Under Bock’s leadership, the health district consolidated public health services scattered throughout Kootenai County into one environmentally efficient new building in Hayden.

PHD replaced the office building it had outgrown in St. Maries with a new building that is equipped to serve as an emergency operations center for Benewah County.

On Bock’s watch, PHD helped end a decades-old practice of residents discharging household waste directly into Shoshone County’s Canyon Creek. Success was the result of a collaborative effort involving PHD, the Idaho Department of Environmental Quality, Shoshone County commissioners and Burke Canyon residents.

“Jeanne deals with people on a rational rather than emotional basis and that’s enabled her to accomplish quite a bit for public health,” Thompson said.

Bock also oversaw the creation of Idaho’s first and only Aquifer Protection District. The special district PHD proposed to protect drinking water in perpetuity won overwhelming public support and became a role model for the state.

“I will miss the responsibility of making decisions I can see will benefit the district,” Bock said. “My executive staff and managers provide excellent input.’’

One of those decisions was to create the Panhandle Public Health Foundation, now called Project Health, with former PHD director Kay Kindig.

The foundation raises money from annual book sales and bike rides to support programs that promote public health in the five northern counties. This year’s bike ride, Pedalin’ for Project Health, is scheduled for June 5.

Bock, a native of Coeur d’Alene, earned her master’s degree in nursing from Whitworth College. She joined the health district in June 1986 as a home health nurse in Sandpoint.

As a community health nurse, she presented an Adolescent Health Education Conference for local teens for six years, bringing to the area national speakers on teen-related health issues. She also taught Sandpoint sixth-graders about puberty.

“Priceless. I enjoyed that part of my career,” she said. “Health district services were more individual-oriented then. We’ve switched to focusing on the population as a whole.”

As director of PHD’s Family and Community Health Division, Bock was honored by the state in 1996 for her work to raise immunization rates. An invitation followed to exhibit the Children’s Healthy Start Idaho Immunization Project at the Presidential Summit in Philadelphia the next year.

The Board of Health agreed in 2001 that Bock’s experience and working knowledge of PHD were just what the health district needed in a director.

“She brought leadership and stability and helped move the health district forward,” Thompson said.

Bock will leave the district at the end of October. Her successor will face challenges that range from working with a board appointed by commissioners from five counties to figuring out how to provide vital health services with shrinking budgets.
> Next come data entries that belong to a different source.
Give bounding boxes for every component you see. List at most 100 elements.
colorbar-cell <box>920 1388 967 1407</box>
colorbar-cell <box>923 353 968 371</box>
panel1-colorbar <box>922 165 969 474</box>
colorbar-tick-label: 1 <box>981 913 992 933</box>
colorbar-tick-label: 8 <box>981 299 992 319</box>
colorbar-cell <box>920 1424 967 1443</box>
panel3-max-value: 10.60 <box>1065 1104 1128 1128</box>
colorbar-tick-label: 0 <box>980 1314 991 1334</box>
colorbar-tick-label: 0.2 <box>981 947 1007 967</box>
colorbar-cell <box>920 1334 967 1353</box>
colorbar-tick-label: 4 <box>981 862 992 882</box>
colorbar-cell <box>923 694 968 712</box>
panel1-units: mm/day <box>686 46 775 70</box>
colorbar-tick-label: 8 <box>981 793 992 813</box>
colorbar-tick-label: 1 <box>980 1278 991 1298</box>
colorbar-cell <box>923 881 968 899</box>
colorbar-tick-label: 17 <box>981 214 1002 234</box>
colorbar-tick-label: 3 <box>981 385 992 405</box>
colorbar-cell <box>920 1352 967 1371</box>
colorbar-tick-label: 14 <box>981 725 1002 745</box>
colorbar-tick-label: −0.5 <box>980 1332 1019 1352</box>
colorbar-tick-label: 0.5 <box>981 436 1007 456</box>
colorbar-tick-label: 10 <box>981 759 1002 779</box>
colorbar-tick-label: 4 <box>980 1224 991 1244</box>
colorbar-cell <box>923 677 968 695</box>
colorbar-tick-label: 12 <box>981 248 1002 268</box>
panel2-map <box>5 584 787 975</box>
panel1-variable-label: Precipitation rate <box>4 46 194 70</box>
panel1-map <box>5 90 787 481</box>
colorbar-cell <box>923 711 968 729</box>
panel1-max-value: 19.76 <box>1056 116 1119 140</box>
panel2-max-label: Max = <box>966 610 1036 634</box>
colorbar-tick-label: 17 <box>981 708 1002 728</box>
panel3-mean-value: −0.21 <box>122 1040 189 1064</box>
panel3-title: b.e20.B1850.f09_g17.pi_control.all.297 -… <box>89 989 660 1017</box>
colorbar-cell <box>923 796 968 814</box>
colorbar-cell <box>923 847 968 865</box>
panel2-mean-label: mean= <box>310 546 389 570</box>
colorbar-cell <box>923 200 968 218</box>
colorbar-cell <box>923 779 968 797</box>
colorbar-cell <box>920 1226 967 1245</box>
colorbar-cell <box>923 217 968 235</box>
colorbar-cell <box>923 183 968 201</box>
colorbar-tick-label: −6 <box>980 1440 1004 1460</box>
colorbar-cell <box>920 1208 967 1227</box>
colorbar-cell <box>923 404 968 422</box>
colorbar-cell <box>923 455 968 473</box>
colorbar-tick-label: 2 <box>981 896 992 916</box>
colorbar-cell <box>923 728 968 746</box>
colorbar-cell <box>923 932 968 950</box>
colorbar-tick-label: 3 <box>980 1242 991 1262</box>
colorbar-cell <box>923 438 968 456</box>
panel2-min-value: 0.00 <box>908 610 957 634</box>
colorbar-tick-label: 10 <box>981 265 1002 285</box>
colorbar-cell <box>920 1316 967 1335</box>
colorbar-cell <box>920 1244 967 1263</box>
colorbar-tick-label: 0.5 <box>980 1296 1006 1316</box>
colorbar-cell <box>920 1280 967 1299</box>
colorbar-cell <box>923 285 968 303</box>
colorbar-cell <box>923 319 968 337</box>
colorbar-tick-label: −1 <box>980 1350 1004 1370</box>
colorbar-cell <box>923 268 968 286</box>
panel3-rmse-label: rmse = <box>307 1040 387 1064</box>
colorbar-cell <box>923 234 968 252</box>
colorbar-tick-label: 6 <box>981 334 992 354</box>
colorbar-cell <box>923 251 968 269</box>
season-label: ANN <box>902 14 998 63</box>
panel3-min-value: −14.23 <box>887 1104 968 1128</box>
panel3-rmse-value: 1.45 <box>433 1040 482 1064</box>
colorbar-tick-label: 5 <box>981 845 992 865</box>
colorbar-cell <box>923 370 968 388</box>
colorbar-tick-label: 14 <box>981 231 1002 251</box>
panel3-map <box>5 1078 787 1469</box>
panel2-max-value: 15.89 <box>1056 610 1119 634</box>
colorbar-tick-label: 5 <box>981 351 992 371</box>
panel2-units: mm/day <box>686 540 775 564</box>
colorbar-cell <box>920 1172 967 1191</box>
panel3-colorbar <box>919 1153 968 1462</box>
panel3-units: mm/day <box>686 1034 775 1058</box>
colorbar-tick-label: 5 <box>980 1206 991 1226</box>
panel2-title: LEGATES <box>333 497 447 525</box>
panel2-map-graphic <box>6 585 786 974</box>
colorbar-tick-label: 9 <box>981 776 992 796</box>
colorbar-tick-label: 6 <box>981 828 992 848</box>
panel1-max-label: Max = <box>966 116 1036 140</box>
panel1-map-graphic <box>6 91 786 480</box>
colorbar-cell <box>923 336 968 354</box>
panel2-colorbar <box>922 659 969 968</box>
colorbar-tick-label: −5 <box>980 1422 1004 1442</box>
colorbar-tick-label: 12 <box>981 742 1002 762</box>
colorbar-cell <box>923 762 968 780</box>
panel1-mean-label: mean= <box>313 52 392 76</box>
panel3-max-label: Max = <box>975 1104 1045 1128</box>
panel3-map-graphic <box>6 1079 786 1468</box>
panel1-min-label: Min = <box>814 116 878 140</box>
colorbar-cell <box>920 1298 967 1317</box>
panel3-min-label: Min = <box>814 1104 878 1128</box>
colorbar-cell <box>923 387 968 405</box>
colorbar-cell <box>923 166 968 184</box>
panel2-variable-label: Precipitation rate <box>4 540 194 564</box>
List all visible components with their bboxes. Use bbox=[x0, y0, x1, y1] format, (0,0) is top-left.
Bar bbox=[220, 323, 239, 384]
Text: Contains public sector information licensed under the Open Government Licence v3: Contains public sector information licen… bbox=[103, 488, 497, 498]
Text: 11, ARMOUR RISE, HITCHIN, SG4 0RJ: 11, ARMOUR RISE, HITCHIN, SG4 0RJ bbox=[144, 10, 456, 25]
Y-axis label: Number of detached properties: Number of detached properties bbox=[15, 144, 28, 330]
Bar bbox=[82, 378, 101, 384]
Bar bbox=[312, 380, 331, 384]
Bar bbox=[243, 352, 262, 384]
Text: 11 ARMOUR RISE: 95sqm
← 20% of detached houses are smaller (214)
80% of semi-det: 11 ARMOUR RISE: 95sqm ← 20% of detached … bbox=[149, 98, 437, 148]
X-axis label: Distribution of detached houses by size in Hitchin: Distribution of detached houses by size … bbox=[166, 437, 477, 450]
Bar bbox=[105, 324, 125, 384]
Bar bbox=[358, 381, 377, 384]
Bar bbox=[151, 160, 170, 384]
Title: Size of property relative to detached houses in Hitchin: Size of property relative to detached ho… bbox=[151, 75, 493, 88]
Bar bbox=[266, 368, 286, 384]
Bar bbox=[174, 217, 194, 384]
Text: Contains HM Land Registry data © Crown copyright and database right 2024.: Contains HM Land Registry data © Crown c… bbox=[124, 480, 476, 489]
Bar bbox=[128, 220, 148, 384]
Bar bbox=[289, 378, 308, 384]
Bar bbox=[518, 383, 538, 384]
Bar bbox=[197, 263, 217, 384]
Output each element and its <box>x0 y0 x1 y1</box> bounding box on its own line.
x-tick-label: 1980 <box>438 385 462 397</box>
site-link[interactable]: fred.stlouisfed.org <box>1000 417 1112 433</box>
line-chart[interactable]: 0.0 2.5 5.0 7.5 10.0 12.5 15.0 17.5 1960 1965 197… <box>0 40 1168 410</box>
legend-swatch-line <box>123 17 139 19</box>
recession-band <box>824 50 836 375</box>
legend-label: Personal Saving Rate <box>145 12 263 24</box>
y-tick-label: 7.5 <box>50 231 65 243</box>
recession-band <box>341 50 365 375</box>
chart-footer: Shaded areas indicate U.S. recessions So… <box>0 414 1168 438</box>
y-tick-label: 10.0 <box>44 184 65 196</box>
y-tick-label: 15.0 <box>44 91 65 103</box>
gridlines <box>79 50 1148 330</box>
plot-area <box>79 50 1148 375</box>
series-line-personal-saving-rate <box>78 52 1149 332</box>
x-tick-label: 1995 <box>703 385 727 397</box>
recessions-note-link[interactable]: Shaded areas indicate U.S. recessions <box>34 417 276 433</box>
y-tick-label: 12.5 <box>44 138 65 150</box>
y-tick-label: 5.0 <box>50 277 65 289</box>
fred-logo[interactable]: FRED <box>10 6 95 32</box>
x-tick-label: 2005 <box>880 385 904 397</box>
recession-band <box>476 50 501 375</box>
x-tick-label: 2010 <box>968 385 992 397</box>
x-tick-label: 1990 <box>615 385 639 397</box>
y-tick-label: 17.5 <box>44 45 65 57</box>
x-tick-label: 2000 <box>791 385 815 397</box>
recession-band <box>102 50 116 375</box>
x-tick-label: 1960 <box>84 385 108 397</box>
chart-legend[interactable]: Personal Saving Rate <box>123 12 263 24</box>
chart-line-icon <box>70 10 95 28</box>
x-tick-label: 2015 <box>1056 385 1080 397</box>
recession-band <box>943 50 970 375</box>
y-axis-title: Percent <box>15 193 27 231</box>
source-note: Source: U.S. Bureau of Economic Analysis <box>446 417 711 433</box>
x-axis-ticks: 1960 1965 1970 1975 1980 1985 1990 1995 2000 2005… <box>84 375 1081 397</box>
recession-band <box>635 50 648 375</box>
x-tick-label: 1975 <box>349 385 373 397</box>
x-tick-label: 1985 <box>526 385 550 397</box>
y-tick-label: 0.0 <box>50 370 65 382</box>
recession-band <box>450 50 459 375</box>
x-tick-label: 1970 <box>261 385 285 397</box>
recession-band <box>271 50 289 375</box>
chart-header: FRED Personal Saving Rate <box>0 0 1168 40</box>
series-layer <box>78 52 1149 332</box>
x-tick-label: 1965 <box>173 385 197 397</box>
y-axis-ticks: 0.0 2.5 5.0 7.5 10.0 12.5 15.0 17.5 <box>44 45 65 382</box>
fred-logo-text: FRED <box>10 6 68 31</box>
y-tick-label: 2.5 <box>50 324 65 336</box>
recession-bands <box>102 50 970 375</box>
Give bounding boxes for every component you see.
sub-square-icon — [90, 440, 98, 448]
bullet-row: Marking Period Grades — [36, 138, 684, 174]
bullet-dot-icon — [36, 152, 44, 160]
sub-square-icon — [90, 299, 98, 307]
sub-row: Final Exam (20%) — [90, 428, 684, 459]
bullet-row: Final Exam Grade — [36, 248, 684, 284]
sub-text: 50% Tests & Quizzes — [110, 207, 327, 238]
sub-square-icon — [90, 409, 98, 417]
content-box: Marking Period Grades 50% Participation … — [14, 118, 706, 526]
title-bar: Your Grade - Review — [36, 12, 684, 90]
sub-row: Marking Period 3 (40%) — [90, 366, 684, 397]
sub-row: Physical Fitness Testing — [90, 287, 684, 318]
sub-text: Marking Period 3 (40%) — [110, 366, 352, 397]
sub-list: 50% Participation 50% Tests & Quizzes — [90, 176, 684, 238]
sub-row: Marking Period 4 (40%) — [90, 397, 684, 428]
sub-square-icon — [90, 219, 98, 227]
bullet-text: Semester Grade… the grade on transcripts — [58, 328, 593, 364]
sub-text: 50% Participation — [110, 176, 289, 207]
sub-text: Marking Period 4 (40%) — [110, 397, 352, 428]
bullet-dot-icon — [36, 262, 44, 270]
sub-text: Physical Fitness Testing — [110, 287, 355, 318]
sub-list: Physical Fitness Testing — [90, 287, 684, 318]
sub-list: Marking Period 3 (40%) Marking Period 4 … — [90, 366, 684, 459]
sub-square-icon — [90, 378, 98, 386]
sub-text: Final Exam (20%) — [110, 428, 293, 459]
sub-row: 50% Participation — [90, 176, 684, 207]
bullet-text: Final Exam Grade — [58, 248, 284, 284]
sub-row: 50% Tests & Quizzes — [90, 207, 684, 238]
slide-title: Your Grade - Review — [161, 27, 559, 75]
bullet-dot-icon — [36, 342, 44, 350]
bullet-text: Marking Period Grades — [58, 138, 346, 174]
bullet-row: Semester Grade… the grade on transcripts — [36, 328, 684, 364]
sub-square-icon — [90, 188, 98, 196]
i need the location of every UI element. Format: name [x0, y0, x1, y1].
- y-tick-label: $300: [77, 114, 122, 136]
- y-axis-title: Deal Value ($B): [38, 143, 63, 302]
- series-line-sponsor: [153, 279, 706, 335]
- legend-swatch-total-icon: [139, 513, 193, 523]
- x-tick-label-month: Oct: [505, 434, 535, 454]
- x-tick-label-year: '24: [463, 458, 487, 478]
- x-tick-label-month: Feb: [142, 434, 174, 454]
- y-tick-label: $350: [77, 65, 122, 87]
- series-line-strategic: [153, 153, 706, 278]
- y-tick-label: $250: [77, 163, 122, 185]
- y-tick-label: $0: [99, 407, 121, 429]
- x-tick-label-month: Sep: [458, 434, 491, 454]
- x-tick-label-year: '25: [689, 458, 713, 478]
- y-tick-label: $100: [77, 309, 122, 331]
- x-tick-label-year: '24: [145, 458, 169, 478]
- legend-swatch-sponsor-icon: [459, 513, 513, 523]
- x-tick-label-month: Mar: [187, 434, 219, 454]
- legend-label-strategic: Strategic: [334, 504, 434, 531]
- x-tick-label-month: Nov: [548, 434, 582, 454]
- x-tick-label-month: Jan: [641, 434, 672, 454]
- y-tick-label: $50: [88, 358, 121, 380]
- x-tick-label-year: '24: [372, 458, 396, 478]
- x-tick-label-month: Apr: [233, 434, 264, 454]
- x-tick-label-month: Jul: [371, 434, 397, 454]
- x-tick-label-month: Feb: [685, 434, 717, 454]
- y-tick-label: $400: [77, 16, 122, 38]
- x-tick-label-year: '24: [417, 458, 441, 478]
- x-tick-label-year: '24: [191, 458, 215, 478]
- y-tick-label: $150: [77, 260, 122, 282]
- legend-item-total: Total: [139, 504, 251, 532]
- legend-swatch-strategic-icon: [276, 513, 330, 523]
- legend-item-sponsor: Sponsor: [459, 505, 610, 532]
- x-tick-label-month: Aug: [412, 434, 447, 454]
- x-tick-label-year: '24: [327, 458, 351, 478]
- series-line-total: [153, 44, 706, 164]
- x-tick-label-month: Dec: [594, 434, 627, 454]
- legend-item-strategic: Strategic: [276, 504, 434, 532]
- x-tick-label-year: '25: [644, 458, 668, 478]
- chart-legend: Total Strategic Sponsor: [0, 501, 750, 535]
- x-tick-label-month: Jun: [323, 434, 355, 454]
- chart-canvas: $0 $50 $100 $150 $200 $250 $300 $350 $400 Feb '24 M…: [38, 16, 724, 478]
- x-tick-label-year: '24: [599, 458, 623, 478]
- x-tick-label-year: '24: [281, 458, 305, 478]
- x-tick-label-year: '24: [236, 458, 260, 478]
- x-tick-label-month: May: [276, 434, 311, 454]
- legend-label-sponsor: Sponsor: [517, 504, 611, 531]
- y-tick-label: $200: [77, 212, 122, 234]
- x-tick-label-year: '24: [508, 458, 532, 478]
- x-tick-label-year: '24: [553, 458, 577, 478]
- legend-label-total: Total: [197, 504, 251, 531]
“Communication skills are vital, being able to work with partners is important, and being able to see things in different perspectives — being able to realize there are other ways to get where you want to go — are all skills a director needs,” she said.

A new director also will face the challenge of preserving health districts as they now exist in Idaho, Thompson said.

“Legislators forget that other states look at Idaho’s public health district system with envy,” he said. “We need someone who understands the mission of public health, someone for the long haul with experience and a track record.

“A lot Jeanne has done will make it easier for her successor. We will miss her.”